The space station crashes into the planet's surface. It was a partially controlled descent which is the excuse I'm making up to believe that everybody survived. It might not look like they all survived but Kalista is speaking when Kyle Rayner finds her to explain that it's their chance to get away while the terrorists are unconscious and probably not dead at all because The Omega Men don't have that many members to burn through in the first half of the story. Kyle apparently still buys the whole Kalista is a hostage nonsense. So the bomb comes to Kalista and now she can finish her plan if she doesn't die from internal bleeding first.

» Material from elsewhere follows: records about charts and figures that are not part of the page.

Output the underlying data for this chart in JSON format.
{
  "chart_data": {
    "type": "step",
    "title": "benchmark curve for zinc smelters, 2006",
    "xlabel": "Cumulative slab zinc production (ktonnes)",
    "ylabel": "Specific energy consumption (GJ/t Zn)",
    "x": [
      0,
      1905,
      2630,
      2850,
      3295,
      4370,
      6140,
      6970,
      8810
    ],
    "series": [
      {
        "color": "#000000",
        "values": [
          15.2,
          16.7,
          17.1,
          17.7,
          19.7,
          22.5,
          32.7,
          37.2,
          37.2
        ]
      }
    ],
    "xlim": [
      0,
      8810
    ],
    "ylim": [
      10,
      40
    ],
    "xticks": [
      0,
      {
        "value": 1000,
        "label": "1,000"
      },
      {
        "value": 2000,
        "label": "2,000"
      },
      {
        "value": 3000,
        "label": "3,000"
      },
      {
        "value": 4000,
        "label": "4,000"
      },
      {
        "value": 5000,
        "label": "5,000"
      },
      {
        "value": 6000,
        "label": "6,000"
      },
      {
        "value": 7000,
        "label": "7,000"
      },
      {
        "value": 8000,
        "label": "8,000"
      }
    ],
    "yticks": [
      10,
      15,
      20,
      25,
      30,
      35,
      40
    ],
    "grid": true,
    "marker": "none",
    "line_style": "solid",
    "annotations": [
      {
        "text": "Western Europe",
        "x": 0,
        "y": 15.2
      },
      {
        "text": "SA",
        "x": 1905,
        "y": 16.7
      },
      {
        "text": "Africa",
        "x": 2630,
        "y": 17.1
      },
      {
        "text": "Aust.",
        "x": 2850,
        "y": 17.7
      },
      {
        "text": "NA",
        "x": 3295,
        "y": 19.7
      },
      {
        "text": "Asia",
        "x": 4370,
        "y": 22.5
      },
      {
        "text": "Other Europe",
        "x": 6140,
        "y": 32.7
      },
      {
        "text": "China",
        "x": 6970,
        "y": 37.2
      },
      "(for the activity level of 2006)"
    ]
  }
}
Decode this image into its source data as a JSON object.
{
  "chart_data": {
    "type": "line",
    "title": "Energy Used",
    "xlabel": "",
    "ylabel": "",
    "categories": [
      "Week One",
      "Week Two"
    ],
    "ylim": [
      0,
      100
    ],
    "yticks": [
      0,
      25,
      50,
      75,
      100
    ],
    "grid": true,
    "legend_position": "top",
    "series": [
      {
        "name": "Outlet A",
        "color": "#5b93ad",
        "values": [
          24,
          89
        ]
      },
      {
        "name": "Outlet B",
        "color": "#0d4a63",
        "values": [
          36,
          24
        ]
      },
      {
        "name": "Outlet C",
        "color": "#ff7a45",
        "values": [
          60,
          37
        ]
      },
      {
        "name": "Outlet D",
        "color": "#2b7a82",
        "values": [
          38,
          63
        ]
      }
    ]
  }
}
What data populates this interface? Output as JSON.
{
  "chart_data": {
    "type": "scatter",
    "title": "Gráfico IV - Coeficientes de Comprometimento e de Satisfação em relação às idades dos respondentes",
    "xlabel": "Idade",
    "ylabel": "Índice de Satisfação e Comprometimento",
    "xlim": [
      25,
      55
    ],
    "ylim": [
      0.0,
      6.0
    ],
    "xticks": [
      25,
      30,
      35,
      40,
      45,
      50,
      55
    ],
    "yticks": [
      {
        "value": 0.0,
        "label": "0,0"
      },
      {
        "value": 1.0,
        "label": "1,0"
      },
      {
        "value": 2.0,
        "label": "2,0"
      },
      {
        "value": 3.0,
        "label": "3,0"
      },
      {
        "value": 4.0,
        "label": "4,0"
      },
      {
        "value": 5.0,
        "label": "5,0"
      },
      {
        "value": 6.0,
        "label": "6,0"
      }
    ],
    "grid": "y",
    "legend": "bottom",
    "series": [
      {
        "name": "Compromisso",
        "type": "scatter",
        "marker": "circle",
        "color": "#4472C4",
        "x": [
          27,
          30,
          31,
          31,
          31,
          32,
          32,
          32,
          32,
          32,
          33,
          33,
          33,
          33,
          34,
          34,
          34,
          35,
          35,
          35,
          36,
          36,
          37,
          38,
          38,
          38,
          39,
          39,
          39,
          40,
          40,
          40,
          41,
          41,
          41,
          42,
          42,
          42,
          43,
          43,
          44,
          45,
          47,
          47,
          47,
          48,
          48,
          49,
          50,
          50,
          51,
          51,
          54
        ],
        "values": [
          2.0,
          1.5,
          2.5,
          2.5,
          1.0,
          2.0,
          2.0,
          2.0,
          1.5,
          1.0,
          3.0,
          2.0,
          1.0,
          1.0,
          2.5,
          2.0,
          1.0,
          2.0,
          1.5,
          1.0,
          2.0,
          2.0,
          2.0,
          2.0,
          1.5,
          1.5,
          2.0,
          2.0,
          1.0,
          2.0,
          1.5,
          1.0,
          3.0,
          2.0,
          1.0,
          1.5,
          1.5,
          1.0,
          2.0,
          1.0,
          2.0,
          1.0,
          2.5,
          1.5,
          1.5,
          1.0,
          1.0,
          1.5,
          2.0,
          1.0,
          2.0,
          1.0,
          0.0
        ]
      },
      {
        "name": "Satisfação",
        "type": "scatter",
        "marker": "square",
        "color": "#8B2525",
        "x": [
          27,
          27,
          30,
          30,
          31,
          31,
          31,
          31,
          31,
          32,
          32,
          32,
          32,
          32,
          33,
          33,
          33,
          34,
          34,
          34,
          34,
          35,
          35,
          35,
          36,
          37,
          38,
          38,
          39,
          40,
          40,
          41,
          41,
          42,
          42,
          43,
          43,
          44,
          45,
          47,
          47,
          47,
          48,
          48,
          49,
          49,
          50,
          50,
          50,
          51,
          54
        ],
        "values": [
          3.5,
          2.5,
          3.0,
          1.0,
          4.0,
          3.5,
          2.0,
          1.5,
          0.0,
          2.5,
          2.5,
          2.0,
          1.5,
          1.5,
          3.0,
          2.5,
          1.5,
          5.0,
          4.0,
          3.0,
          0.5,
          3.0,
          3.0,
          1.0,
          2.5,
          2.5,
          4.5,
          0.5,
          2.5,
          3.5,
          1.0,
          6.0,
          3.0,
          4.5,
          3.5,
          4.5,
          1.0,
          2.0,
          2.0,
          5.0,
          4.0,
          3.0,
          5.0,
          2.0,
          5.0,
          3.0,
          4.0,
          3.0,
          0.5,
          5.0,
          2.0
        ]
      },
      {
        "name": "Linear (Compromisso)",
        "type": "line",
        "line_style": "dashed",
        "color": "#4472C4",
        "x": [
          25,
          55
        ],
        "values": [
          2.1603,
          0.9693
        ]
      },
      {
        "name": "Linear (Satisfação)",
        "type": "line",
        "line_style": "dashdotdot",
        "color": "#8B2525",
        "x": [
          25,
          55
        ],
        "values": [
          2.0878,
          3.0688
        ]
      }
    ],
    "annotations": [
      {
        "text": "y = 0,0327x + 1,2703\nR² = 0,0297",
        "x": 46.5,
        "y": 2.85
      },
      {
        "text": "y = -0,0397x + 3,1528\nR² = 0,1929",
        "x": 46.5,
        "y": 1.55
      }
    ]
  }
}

The Omega Men #6 Rating: +2 Ranking. I've been reading all of DC's comics for the past four years now and I've come to this conclusion: comic books should stop with the open-ended series business. Giving a writer a job where all they really need is a title or premise or character as the premise for their ongoing book just encourages them to vomit up any old bullshit story they can think of to make their deadlines. Sprinkle in some nonsense hooks that may or may not play out during each story to make the reader believe more is going on than just an overpowered fist fight and a writer thinks they're doing a great fucking job. I'm more than a little bit sick of reading what amounts to writing an essay the night before it's due. I suppose I can choose to read more actual books, or more independent comic books, or just watch movies! But I like mainstream superhero comic books. Unless I just like writing shit about them? No, I think I really like them for some reason I can't quite make up. I just want more mainstream superhero comic books like The Omega Men. I want stories which have been plotted out and which take place in fleshed out worlds with motivated characters. I want less books like Cullen Bunn's Aquaman and more books like Tom King's anything he writes. Or more books like the original twenty issues of Elfquest! Maybe the real problem is that I'm not fangendering correctly. I'm supposed to not give a shit about the story and just love characters so much that I buy whatever they appear in and then bitch and moan constantly when a writer isn't writing them to my perceived notion of the correct way to write the character. I think, maybe, I want too much from the medium. Maybe I should just reread everything by Chris Ware.